Les tubercules taupinés difficilement commercialisables
Arvalis rappelle d’ailleurs que pommes de terre primeurs, plants, consommation comme transformation sont exposées au risque d’attaques par les larves. Elles occasionnent des piqûres, morsures et galeries sur ou dans les pommes de terre. Les tubercules taupinés demeurent alors difficilement commercialisables, avec de fréquents refus de lots.
Actuellement, il n’existe plus beaucoup de spécialités homologuées. Pour la campagne à venir, les producteurs ne disposeront que de six solutions (à base de fosthiazate ou lambda-cyhalothrine, spinosad, Beauveria bassiana). De plus, ces dernières disposent d’efficacités partielles, « dues à l’application très précoce par rapport à l’activité « tardive estivale » des taupins et les faibles doses de substances actives », selon Arvalis. Il faut en effet enfouir préventivement les insecticides en localisé dans la raie de plantation. Au-delà de ce manque de spécialités, un travail du sol moindre, certains couverts et conditions climatiques favorisent aussi ce coléoptère.
Taupic
Le projet Taupic (1) lancé fin 2020 s’est terminé fin mars 2024. Il avait pour but d’améliorer la prévision du risque et trouver de nouveaux leviers pour la protection intégrée des pommes de terre contre les attaques de taupins du genre Agriotes sp.
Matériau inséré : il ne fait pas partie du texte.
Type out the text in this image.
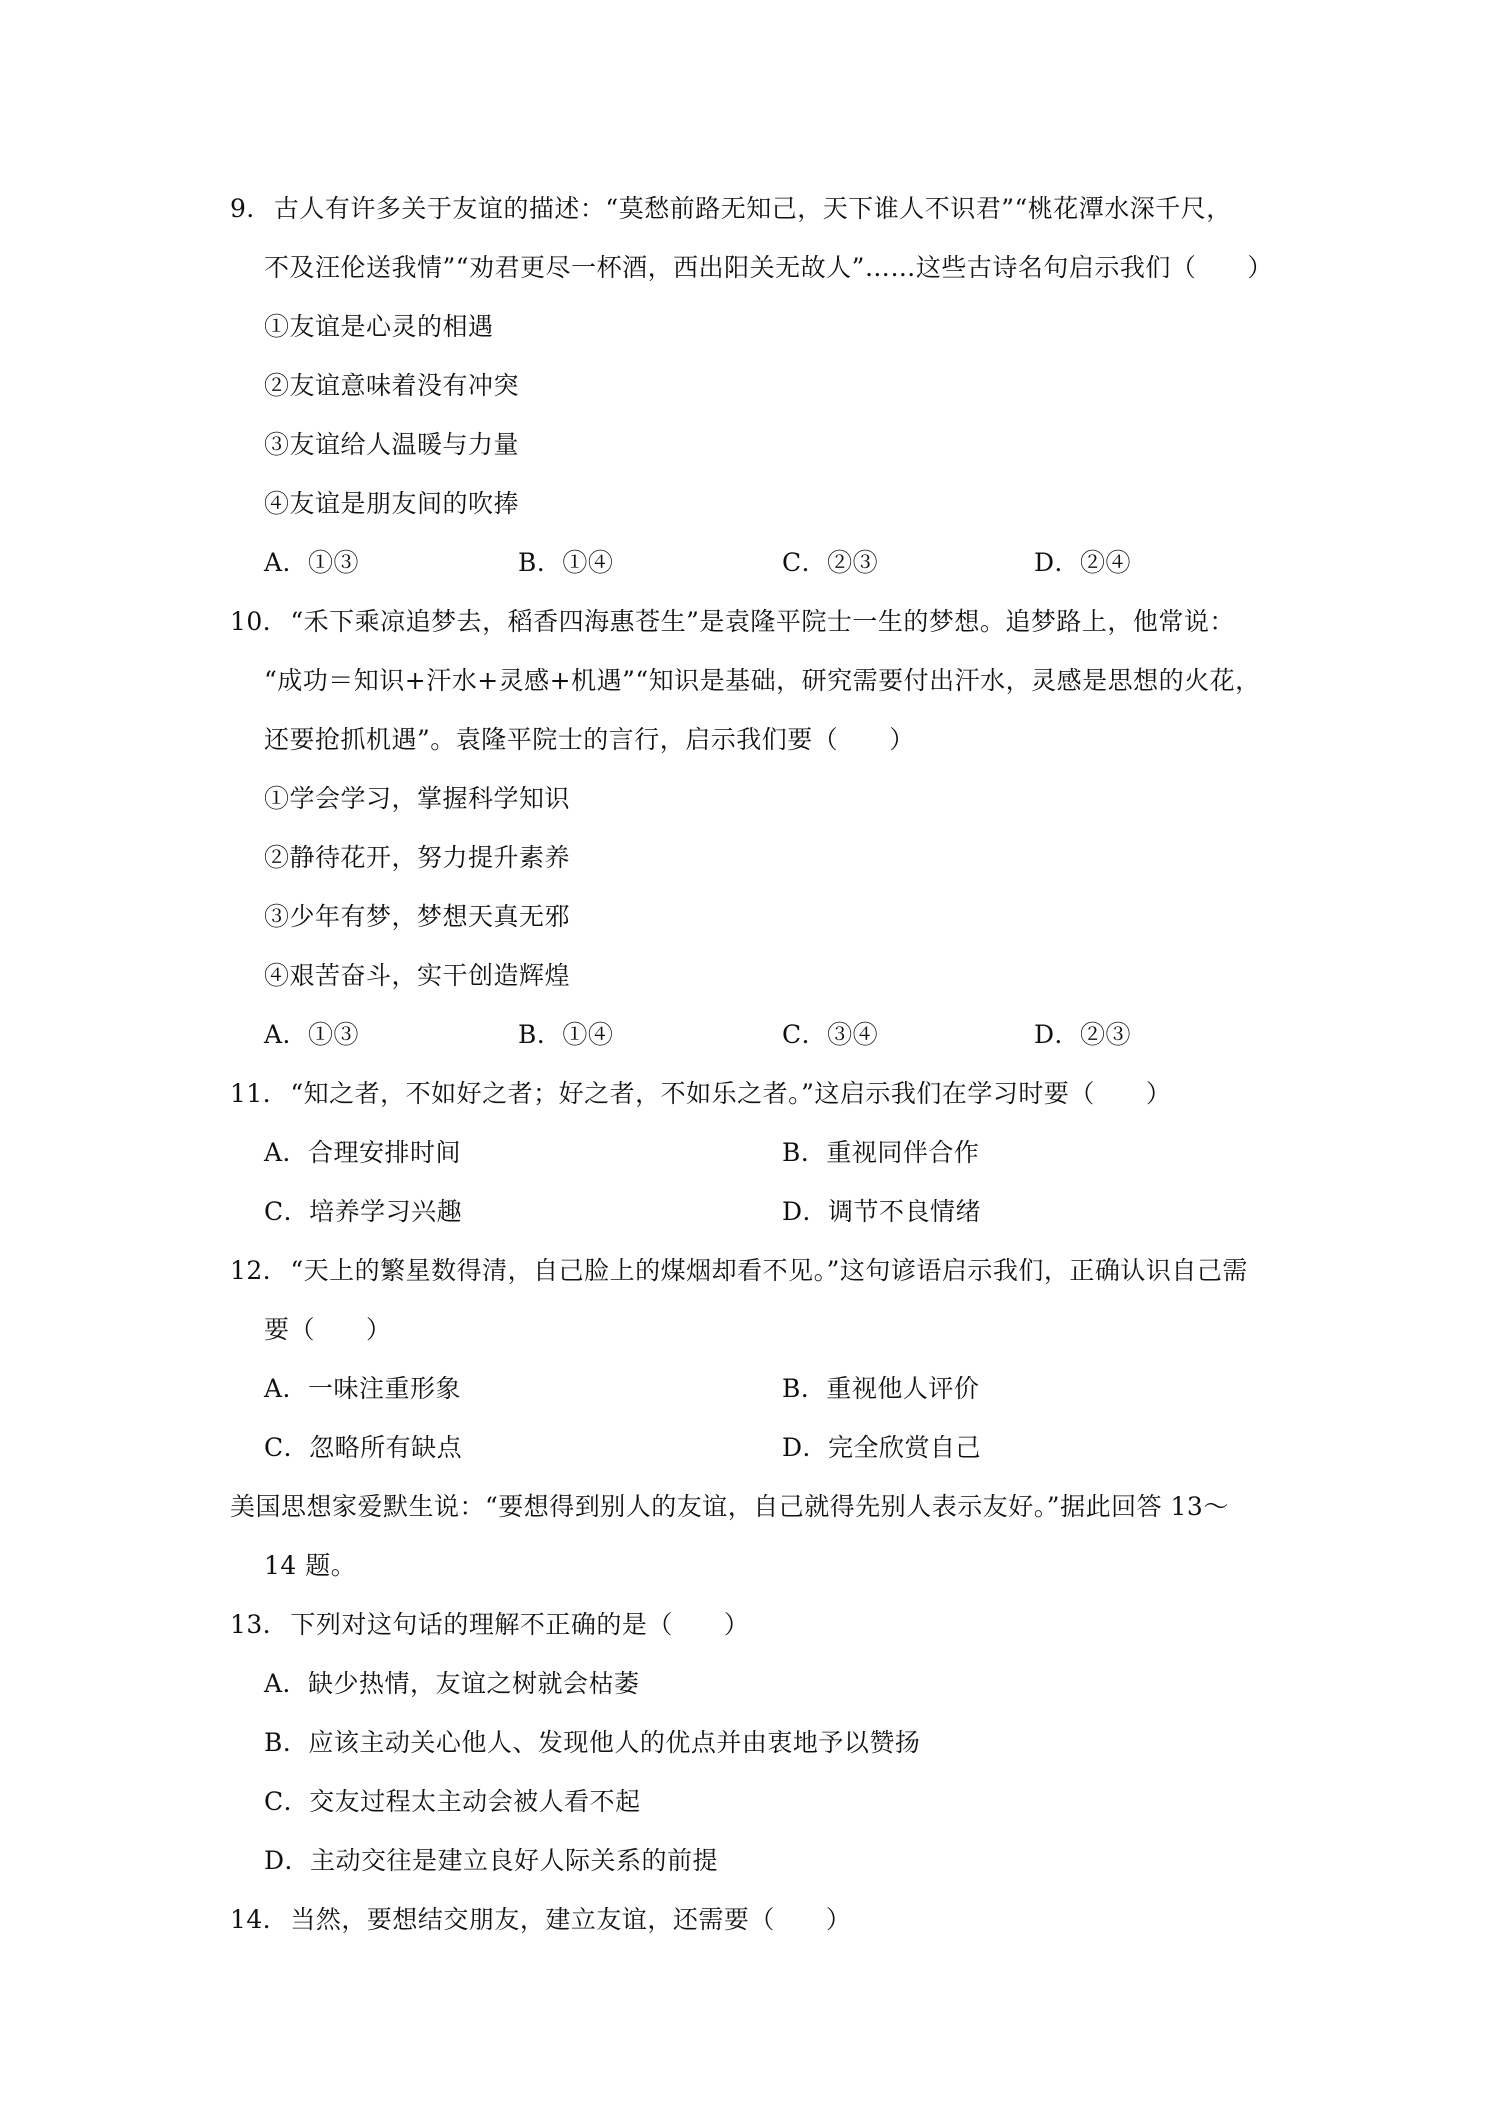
9．古人有许多关于友谊的描述：“莫愁前路无知己，天下谁人不识君”“桃花潭水深千尺，
不及汪伦送我情”“劝君更尽一杯酒，西出阳关无故人”……这些古诗名句启示我们（　　）
①友谊是心灵的相遇
②友谊意味着没有冲突
③友谊给人温暖与力量
④友谊是朋友间的吹捧
A．①③	B．①④	C．②③	D．②④
10．“禾下乘凉追梦去，稻香四海惠苍生”是袁隆平院士一生的梦想。追梦路上，他常说：
“成功＝知识+汗水+灵感+机遇”“知识是基础，研究需要付出汗水，灵感是思想的火花，
还要抢抓机遇”。袁隆平院士的言行，启示我们要（　　）
①学会学习，掌握科学知识
②静待花开，努力提升素养
③少年有梦，梦想天真无邪
④艰苦奋斗，实干创造辉煌
A．①③	B．①④	C．③④	D．②③
11．“知之者，不如好之者；好之者，不如乐之者。”这启示我们在学习时要（　　）
A．合理安排时间	B．重视同伴合作
C．培养学习兴趣	D．调节不良情绪
12．“天上的繁星数得清，自己脸上的煤烟却看不见。”这句谚语启示我们，正确认识自己需
要（　　）
A．一味注重形象	B．重视他人评价
C．忽略所有缺点	D．完全欣赏自己
美国思想家爱默生说：“要想得到别人的友谊，自己就得先别人表示友好。”据此回答 13～
14 题。
13．下列对这句话的理解不正确的是（　　）
A．缺少热情，友谊之树就会枯萎
B．应该主动关心他人、发现他人的优点并由衷地予以赞扬
C．交友过程太主动会被人看不起
D．主动交往是建立良好人际关系的前提
14．当然，要想结交朋友，建立友谊，还需要（　　）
Plus de 350 enquêtes parcellaires ont d’abord permis d’accroître les connaissances sur les espèces mais aussi de développer de nouveaux outils moléculaires pour mieux les identifier.
Un volet important a évalué de nouvelles solutions de biocontrôle (champignons entomopathogènes, substances naturelles, extraits de plantes…) mais aussi des stratégies d’évitement par des mécanismes d’attractivité ou répulsivité. « Il ressort que le sarrasin au sein de la rotation réduit les pontes et donc les dégâts. Quant aux solutions de biocontrôle, en cas de forte pression leur efficacité est restée limitée », fait savoir Yves Le Hingrat, responsable scientifique d’Inov3PT.
Une lettre d’intention a donc été déposée dans le cadre du Parsada (2) pour continuer de travailler ce sujet sur pommes de terre et sur d’autres filières. « Nous sommes aussi en train de constituer un réseau international sur les taupins en pomme de terre pour recueillir plus d’informations sur l’ampleur du problème dans les différents pays, identifier les avancées de recherche et développer des collaborations pour gérer collectivement les soucis croissants de taupins », confie également le spécialiste.
1. Soutenu par l’UMT InnoPlant², il associe la Fédération Nationale des Producteurs de Plants de Pomme de Terre (FN3PT/inov3PT), porteur du projet, les organisations régionales de producteurs (Bretagne Plants/Bretagne Plants Innovation ; Comité Centre & Sud, Comité Nord), Inrae, Arvalis et la Fredon Hauts-de-France.
2. Plan d’action stratégique pour l’anticipation du potentiel retrait européen des substances actives et le développement de techniques alternatives pour la protection des cultures.